Because of this the London Energy Transformation Initiative (LETI), which published its Climate Emergency Retrofit Guide (pictured) two days after the launch of the heat and building strategy, eschews the use of EPCs as an energy performance measure. The LETI guide, which is very comprehensive and well laid out, says the energy used for space heating of a typical UK home can be reduced to from 130 kWh/m2/ year down to about 50 kWh/m2/year if best practice levels of retrofit are applied.
The guide sets out three levels of retrofit – constrained best practice, best practice and exemplar. The former is intended to be applied to heritage buildings and those with unfavourable form factors such as bungalows. Fabric performance for all three is uncompromising, the best practice standard is better than current building regulations for new homes and the exemplar standard is equivalent to EnerPHit – the Passivhaus standard for retrofit.
LETI says retrofitting to these standards is achievable in most cases, is necessary to reduce demand on the grid, which will be challenged by needed to supply zero carbon electricity for transport and to improve health and wellbeing. It adds that a “shallow retrofit” that reduces a home’s space heating demand by 30% would mean little change to people’s energy bills.
The issue with LETI’s targets is the cost and disruption of the upgrades. The guide features several case studies including thermally upgrading a small two-bedroom Victorian terraced cottage of which the energy saving measures cost £79,000 and upgrading a four-storey home in Notting Hill from an EPC G to B which costs £109,000. These prices should reduce to some degree as the industry becomes more practiced at retrofit.
LETI acknowledges that the costs are high but says the costs of inaction are even greater. “Costs are expected to be shared between those able to pay - there are many who can, those who save on the bills, the infrastructure costs and the future health costs,” says Chris Twinn, of Twinn Sustainability Innovation, who contributed to the guide.
The challenge is finding the large capital sums to fund improvement works. “To get from an E or D rating to an A will cost £60,000 to £70,000 a property,” says Energy Specifics Tim Freeman, who works with Wates on social housing retrofit.
These homes are mostly upgraded to an EPC C standard. “Funding relies heavily on our clients, who are local authorities and registered providers, to filter the work they need to do for zero carbon amongst the budgets for planned maintenance. They can’t afford that deep, full retrofit, to try and push it up to an EPC B or A,” says Steve Jackson, strategy director for Wates Property Services.

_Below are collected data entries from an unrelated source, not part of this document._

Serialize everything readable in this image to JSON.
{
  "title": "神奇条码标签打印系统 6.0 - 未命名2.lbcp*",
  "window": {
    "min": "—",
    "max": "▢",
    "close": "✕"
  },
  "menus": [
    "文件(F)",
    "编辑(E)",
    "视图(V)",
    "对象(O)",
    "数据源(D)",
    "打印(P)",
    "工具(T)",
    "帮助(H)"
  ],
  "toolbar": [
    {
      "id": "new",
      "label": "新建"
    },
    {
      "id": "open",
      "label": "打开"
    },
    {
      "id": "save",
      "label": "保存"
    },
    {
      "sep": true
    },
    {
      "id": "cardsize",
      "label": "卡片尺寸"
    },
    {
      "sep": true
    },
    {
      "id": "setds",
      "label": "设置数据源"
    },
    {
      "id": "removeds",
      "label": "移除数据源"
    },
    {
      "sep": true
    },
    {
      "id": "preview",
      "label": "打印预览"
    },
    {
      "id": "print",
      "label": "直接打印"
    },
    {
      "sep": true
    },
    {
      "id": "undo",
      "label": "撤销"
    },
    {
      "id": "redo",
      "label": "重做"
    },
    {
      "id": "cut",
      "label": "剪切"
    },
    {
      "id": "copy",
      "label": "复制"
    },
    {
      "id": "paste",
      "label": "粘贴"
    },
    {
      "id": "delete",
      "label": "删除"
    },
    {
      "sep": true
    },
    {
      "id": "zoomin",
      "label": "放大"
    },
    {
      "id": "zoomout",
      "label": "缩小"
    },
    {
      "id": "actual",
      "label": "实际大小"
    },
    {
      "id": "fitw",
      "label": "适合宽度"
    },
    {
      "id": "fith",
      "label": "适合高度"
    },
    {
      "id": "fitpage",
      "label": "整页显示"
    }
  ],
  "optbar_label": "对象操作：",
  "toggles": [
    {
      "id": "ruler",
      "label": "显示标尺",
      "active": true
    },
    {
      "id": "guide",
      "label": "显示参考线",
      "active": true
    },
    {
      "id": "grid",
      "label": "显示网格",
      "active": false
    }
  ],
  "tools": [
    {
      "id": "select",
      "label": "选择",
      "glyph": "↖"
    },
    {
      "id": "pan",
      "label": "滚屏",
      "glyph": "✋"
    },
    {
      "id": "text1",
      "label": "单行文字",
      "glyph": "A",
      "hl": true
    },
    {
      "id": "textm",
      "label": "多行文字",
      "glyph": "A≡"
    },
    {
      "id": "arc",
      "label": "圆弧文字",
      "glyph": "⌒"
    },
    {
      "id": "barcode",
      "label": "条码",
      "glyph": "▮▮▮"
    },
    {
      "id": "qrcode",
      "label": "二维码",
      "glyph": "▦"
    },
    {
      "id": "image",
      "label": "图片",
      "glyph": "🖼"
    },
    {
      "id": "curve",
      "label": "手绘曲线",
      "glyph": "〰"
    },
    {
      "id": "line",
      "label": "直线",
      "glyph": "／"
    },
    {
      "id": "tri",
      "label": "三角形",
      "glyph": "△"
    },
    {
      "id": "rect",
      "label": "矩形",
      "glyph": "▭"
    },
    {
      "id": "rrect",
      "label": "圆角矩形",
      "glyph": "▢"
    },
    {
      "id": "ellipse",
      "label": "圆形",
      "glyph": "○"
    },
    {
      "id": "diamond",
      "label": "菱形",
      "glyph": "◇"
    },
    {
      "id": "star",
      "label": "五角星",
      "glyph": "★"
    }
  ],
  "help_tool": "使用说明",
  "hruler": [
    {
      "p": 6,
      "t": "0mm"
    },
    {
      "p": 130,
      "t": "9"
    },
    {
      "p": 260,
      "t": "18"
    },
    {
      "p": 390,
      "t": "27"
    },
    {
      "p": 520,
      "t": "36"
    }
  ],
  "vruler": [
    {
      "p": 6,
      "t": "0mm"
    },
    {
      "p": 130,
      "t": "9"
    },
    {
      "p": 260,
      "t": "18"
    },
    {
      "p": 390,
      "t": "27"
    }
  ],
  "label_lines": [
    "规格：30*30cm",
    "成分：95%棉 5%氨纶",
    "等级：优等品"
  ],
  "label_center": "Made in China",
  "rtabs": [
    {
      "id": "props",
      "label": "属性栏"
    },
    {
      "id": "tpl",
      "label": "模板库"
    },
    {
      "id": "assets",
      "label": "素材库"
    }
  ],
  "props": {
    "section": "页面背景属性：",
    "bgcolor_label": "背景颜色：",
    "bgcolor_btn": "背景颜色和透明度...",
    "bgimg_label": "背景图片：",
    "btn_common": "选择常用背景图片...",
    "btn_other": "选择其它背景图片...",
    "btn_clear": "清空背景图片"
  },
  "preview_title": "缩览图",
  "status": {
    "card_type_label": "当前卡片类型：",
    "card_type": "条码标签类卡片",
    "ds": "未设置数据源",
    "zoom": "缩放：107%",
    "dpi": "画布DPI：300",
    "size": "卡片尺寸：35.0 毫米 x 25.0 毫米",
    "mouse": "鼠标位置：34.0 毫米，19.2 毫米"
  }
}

The only way to improve standards is a lot more government money, he adds.
The sums of money are beyond the budgets of many owner occupiers and those who can afford it are unlikely to tolerate the significant disruption of a deep retrofit coupled with uncertain returns.
So there needs to be a substantial change in the economics of retrofit to take it beyond the realms of the committed few into the mainstream.